The PDF document at this link is an electronic version of the quick-guide that comes with all our vacuum-sealed products, but the process is very simple, and basically works like this:
– Use a saucepan or pot (with an accompanying lid) that is at least as wide as the meat in the vacuum-sealed package itself.
– Place the pack(s) in the pot with enough water to cover it/them, and turn the heat on high.
– When the water starts to reach a slow boil (190F degrees – use a meat thermometer if you have one available), turn the heat down to simmer, and replace the lid.
– A pack of up to 2 lb of meat will only need to simmer about 15 minutes for the meat to reach the proper serving temperature of 155-165 degrees. A larger pot with 5 lb of meat in multiple bags will need 25 minutes to reach the same state. Do not rapidly boil the water, a low simmer will do the job. You’re not COOKING the meat, you’re just reheating it to the proper temperature for serving and safety!

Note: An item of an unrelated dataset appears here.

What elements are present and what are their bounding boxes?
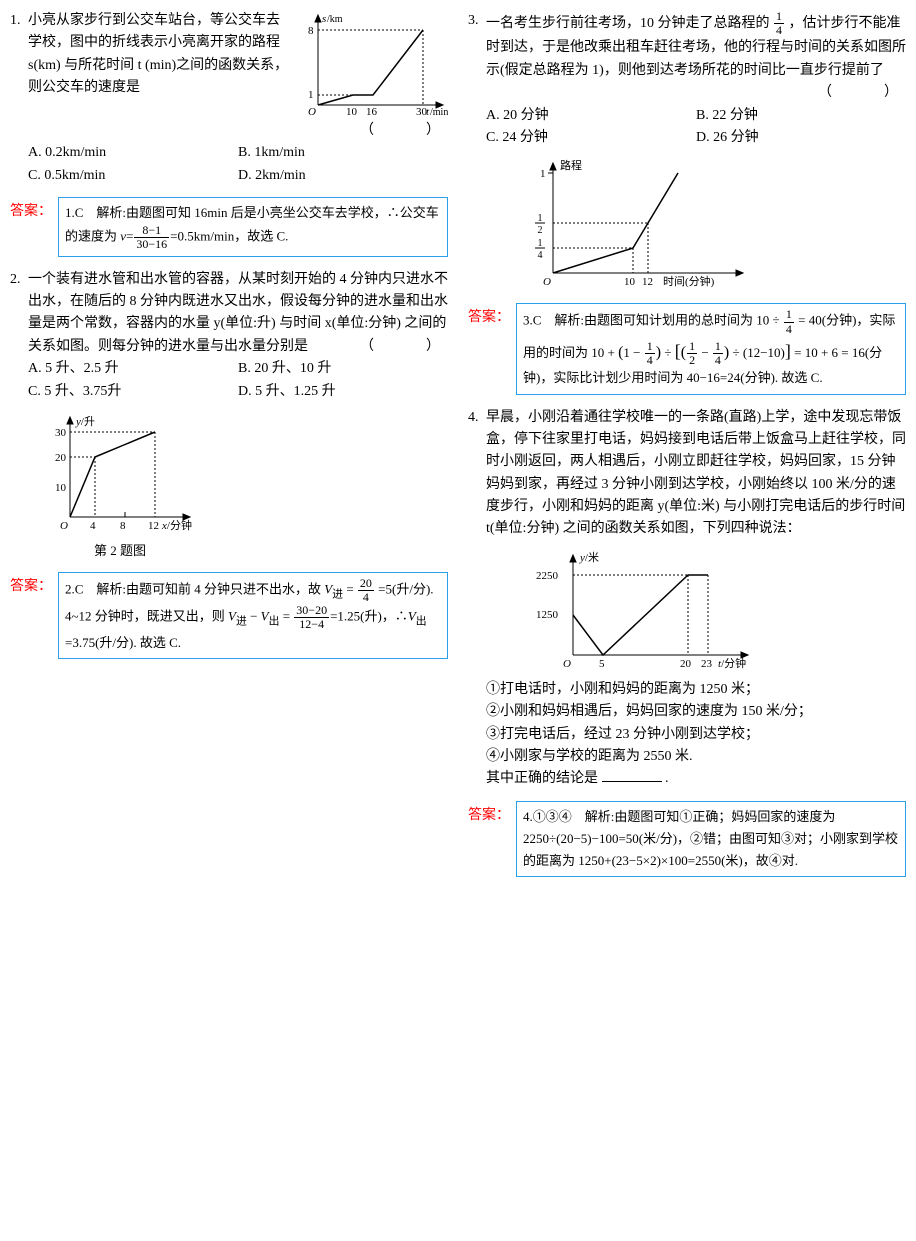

– When the time is up, safely remove the bag(s) from the water, cut open the bags, remove the meat and any accompanying juice, slice if necessary, and serve!
That’s all there is to it! We hope our customers enjoy the added convenience and retained quality of our smoked meat products when delivered in this manner. We love serving our food to you hot and fresh directly, but this method allows us to create the same results for you at home!